Es folgt eine Kōan-Geschichte von Meister Gensa. Als dieser die jungen Schwalben
des Klosters zwitschern hörte, sagte er: „(Dies ist) die tiefgründige Lehre und
Sprache der wirklichen Form, und sie lehrt hervorragend den wahren Kern des
Dharma.“ Danach stieg er von seinem Meister-Sitz herab. Aber ein Mönch
erwartete noch weitere bedeutungsvolle Erklärungen von ihm und sagte: „Ich
verstehe nicht.“ Der Meister
antwortete: „Geh fort! Niemand glaubt dir.“
Was soll damit ausgedrückt werden? Die Aussage des
Mönchs, dass er nicht verstehe, was der Meister gesagt hat, kann bedeuten, dass
er im Buddha-Dharma noch nicht kundig ist, weil er die unmittelbare Schönheit
und Wahrheit der Schwalben nicht „verstanden“ hat. Es könnte aber auch
umgekehrt bedeuten, dass er die Grenzen des intellektuellen Verstehens und
unterscheidenden Denkens bereits erfahren hat und damit einen wesentlichen
Bereich des Buddha-Dharma erfasst hat.

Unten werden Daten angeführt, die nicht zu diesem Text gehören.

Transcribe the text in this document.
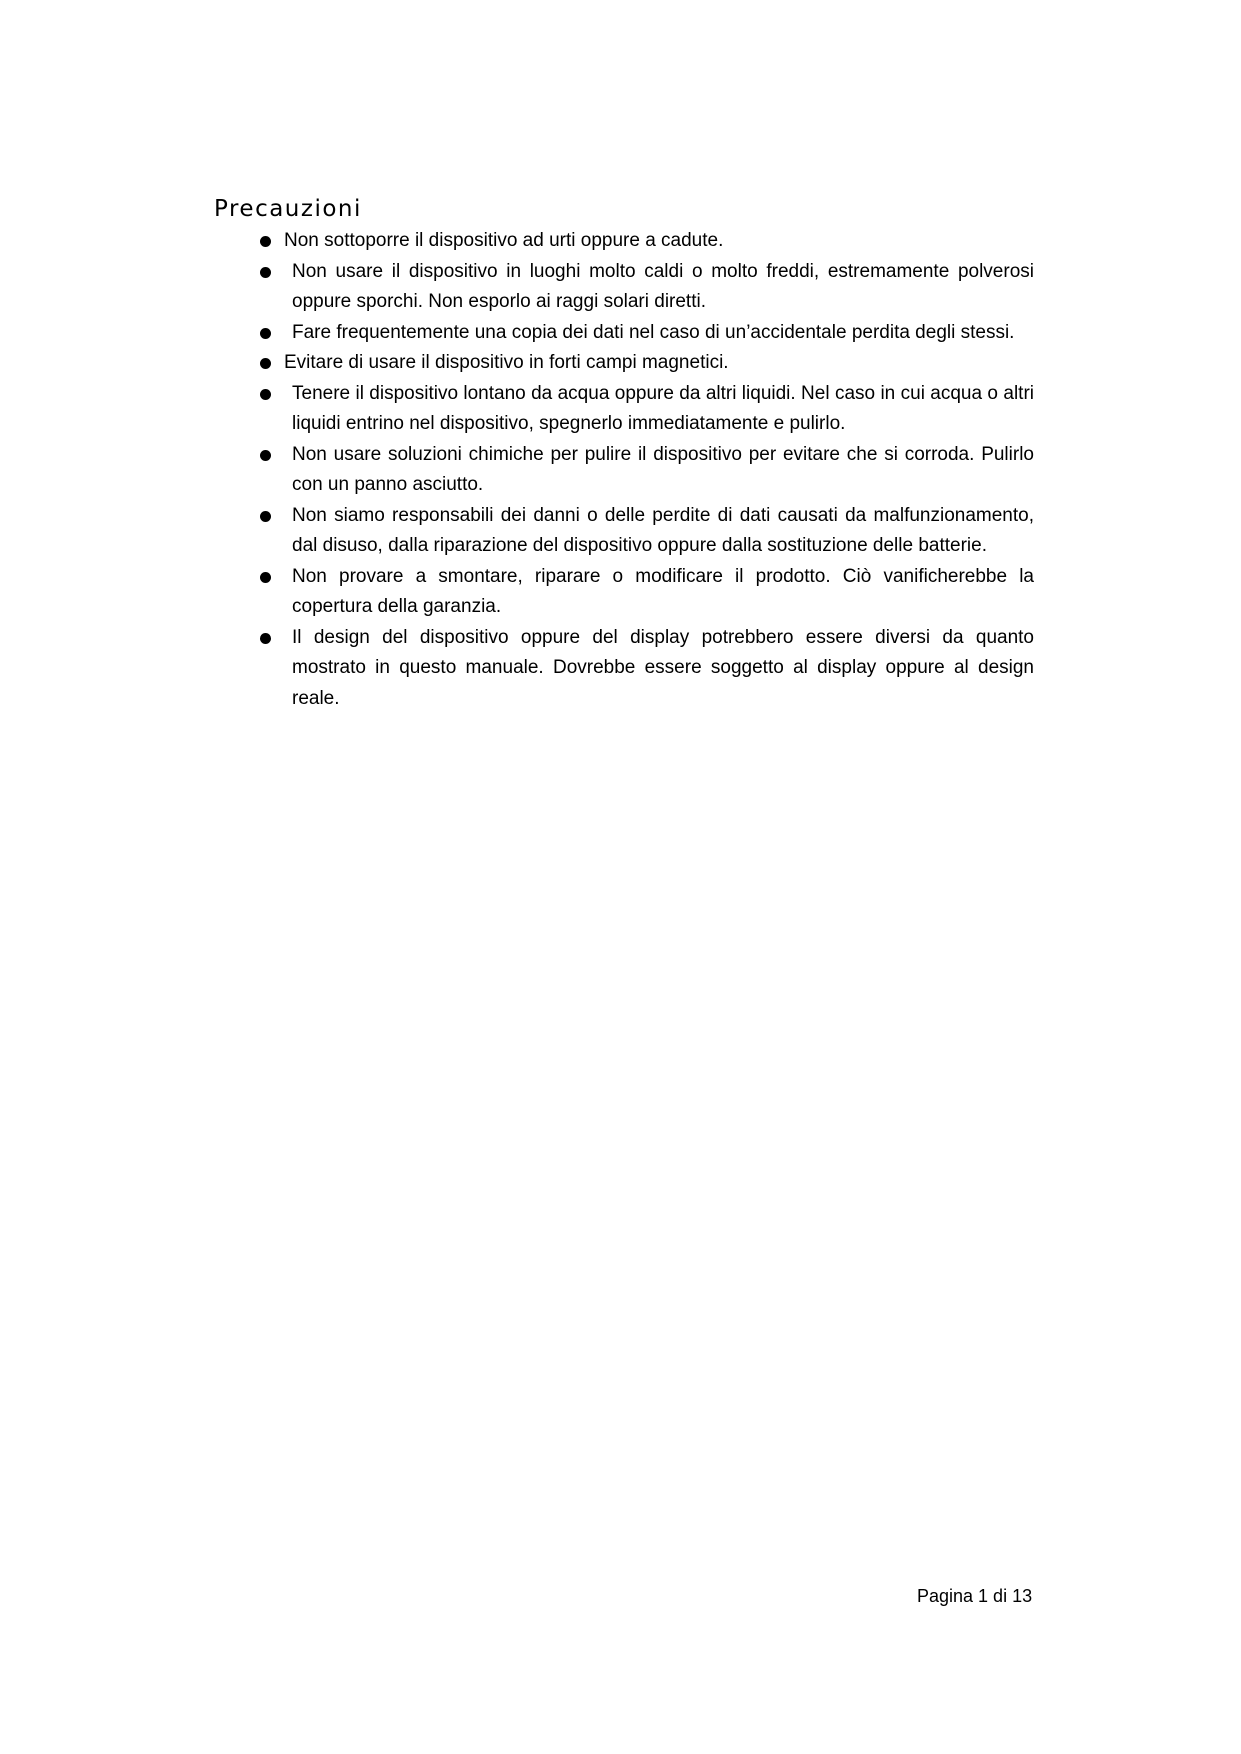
Precauzioni
Non sottoporre il dispositivo ad urti oppure a cadute.
Non usare il dispositivo in luoghi molto caldi o molto freddi, estremamente polverosi oppure sporchi. Non esporlo ai raggi solari diretti.
Fare frequentemente una copia dei dati nel caso di un’accidentale perdita degli stessi.
Evitare di usare il dispositivo in forti campi magnetici.
Tenere il dispositivo lontano da acqua oppure da altri liquidi. Nel caso in cui acqua o altri liquidi entrino nel dispositivo, spegnerlo immediatamente e pulirlo.
Non usare soluzioni chimiche per pulire il dispositivo per evitare che si corroda. Pulirlo con un panno asciutto.
Non siamo responsabili dei danni o delle perdite di dati causati da malfunzionamento, dal disuso, dalla riparazione del dispositivo oppure dalla sostituzione delle batterie.
Non provare a smontare, riparare o modificare il prodotto. Ciò vanificherebbe la copertura della garanzia.
Il design del dispositivo oppure del display potrebbero essere diversi da quanto mostrato in questo manuale. Dovrebbe essere soggetto al display oppure al design reale.
Pagina 1 di 13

Die Reaktion des Meisters, „Geh fort!“,
erscheint zunächst etwas barsch, soll aber sicher heißen, dass es keinen Sinn
macht, lange darüber zu sprechen, wie die Schwalben zwitschern, sondern dass
man dies am besten direkt hört, erlebt und erfährt. Es sei nicht sinnvoll, sich
in dieser Situation komplizierte Gedanken zu machen und sich feinsinnig und
vielleicht sogar spitzfindig darüber zu unterhalten, wenn die Wirklichkeit der
zwitschernden Schwalben unmittelbar erfahren wird. Man sollte also den
Schwalben genau zuhören, sich öffnen und mit ihrer Wirklichkeit verschmelzen
und keine ablenkenden und störenden Unterhaltungen pflegen. Die Aufforderung
„Geh fort!“ kann also auch bedeuten: „Komme zur Wirklichkeit im Hier und Jetzt
der jungen zwitschernden Schwalben und dieses wunderbaren Sommertages!“
Am Ende des Kapitels fasst Dōgen die Kernpunkte
zusammen: „Denkt daran, die wirkliche Form ist das wahre Lebensblut, das vom
rechtmäßigen Nachfolger empfangen und an den authentischen Nachfolger weitergegeben
wurde. Alle Dharmas sind der vollständig verwirklichte Zustand der Buddhas
allein, zusammen mit den Buddhas. Und der Zustand der Buddhas allein, zusammen
mit den Buddhas, ist die Schönheit der Form wie sie ist.“
Auch wenn Buddha die fünf Komponenten in seiner Lehre dargestellt hat, kann eine nur theoretische Unterteilung des Menschen in fünf gesonderte Komponenten die wunderbare Welt nicht annähernd beschreiben. Buddhas Lehre würde sonst zu der hohlen Hülle einer Doktrin reduziert und hätte keine verändernde und verwandelnde Kraft.